The cleanest mental model — and the single most useful thing to hold onto — is that there are two layers, not two rivals.
MCP, the Model Context Protocol, is the vertical layer: how an agent reaches its tools and data. By early 2026 it had effectively won that layer, adopted across every major vendor, with — by some counts — tens of millions of SDK downloads a month. A2A, Agent2Agent, is the horizontal layer: how one agent talks to another, with capability cards at a known URL and a defined task lifecycle. And the real 2026 story isn’t a protocol war at all — both now sit under a shared, vendor-neutral foundation, the way HTTP and WebSocket and gRPC simply coexist on the web. Complementary layering, not winner-take-all.
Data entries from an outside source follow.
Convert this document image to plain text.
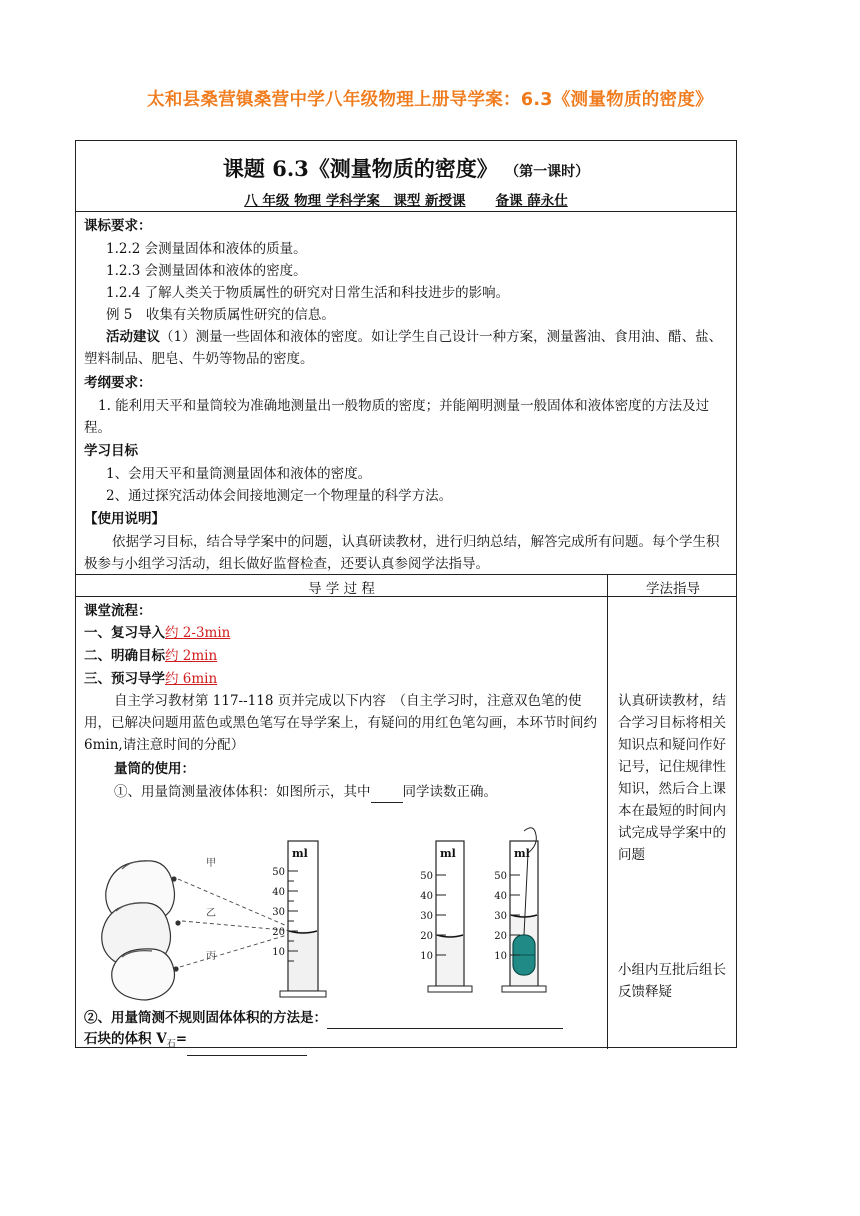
太和县桑营镇桑营中学八年级物理上册导学案：6.3《测量物质的密度》
课题 6.3《测量物质的密度》 （第一课时）
八 年级 物理 学科学案　 课型 新授课 备课 薛永仕
课标要求：
1.2.2 会测量固体和液体的质量。
1.2.3 会测量固体和液体的密度。
1.2.4 了解人类关于物质属性的研究对日常生活和科技进步的影响。
例 5　收集有关物质属性研究的信息。
活动建议（1）测量一些固体和液体的密度。如让学生自己设计一种方案，测量酱油、食用油、醋、盐、塑料制品、肥皂、牛奶等物品的密度。
考纲要求：
1. 能利用天平和量筒较为准确地测量出一般物质的密度；并能阐明测量一般固体和液体密度的方法及过程。
学习目标
1、会用天平和量筒测量固体和液体的密度。
2、通过探究活动体会间接地测定一个物理量的科学方法。
【使用说明】
依据学习目标，结合导学案中的问题，认真研读教材，进行归纳总结，解答完成所有问题。每个学生积极参与小组学习活动，组长做好监督检查，还要认真参阅学法指导。
导 学 过 程	学法指导
课堂流程：
一、复习导入约 2-3min
二、明确目标约 2min
三、预习导学约 6min
自主学习教材第 117--118 页并完成以下内容　（自主学习时，注意双色笔的使用，已解决问题用蓝色或黑色笔写在导学案上，有疑问的用红色笔勾画，本环节时间约 6min,请注意时间的分配）
量筒的使用：
①、用量筒测量液体体积：如图所示，其中 同学读数正确。
甲
乙
丙
ml
50
40
30
20
10
ml
50
40
30
20
10
ml
50
40
30
20
10
②、用量筒测不规则固体体积的方法是：
石块的体积 $V_石=$
认真研读教材，结合学习目标将相关知识点和疑问作好记号，记住规律性知识，然后合上课本在最短的时间内试完成导学案中的问题
小组内互批后组长反馈释疑
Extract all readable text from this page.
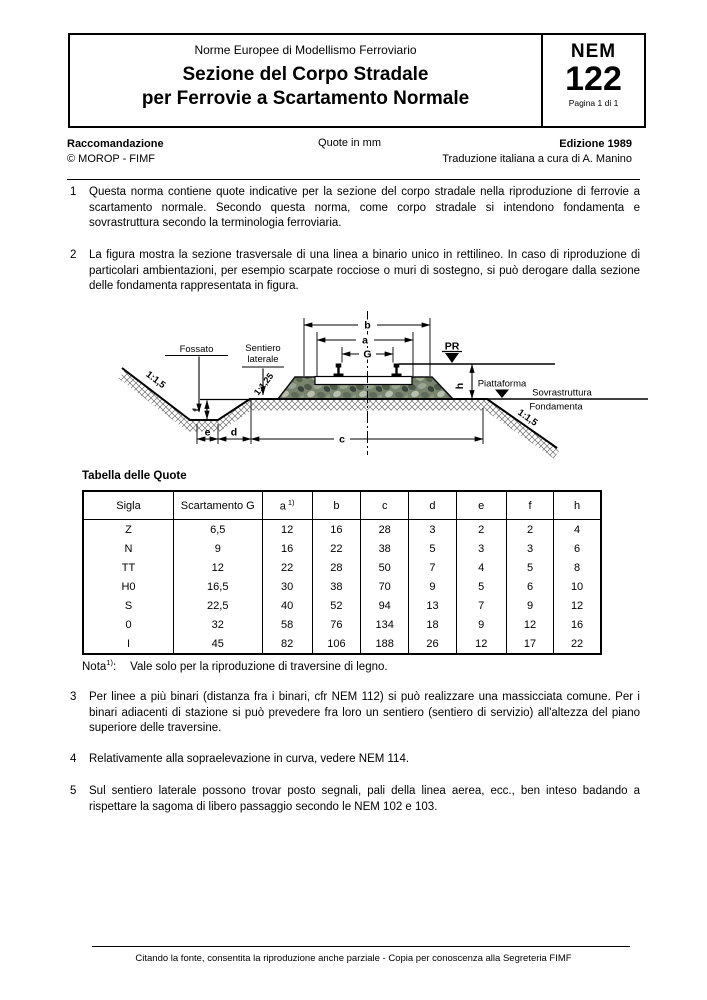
Norme Europee di Modellismo Ferroviario
Sezione del Corpo Stradale
per Ferrovie a Scartamento Normale
NEM
122
Pagina 1 di 1
Raccomandazione
© MOROP - FIMF
Quote in mm	Edizione 1989
Traduzione italiana a cura di A. Manino
1	Questa norma contiene quote indicative per la sezione del corpo stradale nella riproduzione di ferrovie a scartamento normale. Secondo questa norma, come corpo stradale si intendono fondamenta e sovrastruttura secondo la terminologia ferroviaria.
2	La figura mostra la sezione trasversale di una linea a binario unico in rettilineo. In caso di riproduzione di particolari ambientazioni, per esempio scarpate rocciose o muri di sostegno, si può derogare dalla sezione delle fondamenta rappresentata in figura.
b
a
G
PR
h
f
e d
c
Fossato	Sentiero
laterale
Piattaforma
Sovrastruttura
Fondamenta
1:1,5	1:1,25
1:1,5
Tabella delle Quote
Sigla	Scartamento G	a $^{1)}$	b	c	d	e	f	h
Z	6,5	12	16	28	3	2	2	4
N	9	16	22	38	5	3	3	6
TT	12	22	28	50	7	4	5	8
H0	16,5	30	38	70	9	5	6	10
S	22,5	40	52	94	13	7	9	12
0	32	58	76	134	18	9	12	16
I	45	82	106	188	26	12	17	22
Nota$^{1)}$: Vale solo per la riproduzione di traversine di legno.
3	Per linee a più binari (distanza fra i binari, cfr NEM 112) si può realizzare una massicciata comune. Per i binari adiacenti di stazione si può prevedere fra loro un sentiero (sentiero di servizio) all'altezza del piano superiore delle traversine.
4	Relativamente alla sopraelevazione in curva, vedere NEM 114.
5	Sul sentiero laterale possono trovar posto segnali, pali della linea aerea, ecc., ben inteso badando a rispettare la sagoma di libero passaggio secondo le NEM 102 e 103.
Citando la fonte, consentita la riproduzione anche parziale - Copia per conoscenza alla Segreteria FIMF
The deflation, for builders: if you’re hand-rolling custom endpoints for agents to talk to each other in 2026, you’re mostly minting technical debt. But equally — most of us don’t need A2A on day one. Start with one agent and MCP tools. Add the horizontal layer only when you genuinely have separate, specialised agents that must coordinate across a boundary.
The assignment
So here’s the only homework that matters, and it’s the thing I did that finally closed my own gap: build the dumbest possible agent yourself. Fifty lines. The API, one or two tools you define, a while loop, no framework. Give it a goal that needs a tool, and watch it decide.
Once you’ve written the loop with your own hands, the entire landscape reorganises in your head. The frameworks stop being mysterious and become what they always were — convenience wrappers around an idea you now own. You stop wondering whether you’re behind.
You were never behind. You’d been inside the agent the whole time. You just hadn’t written the loop.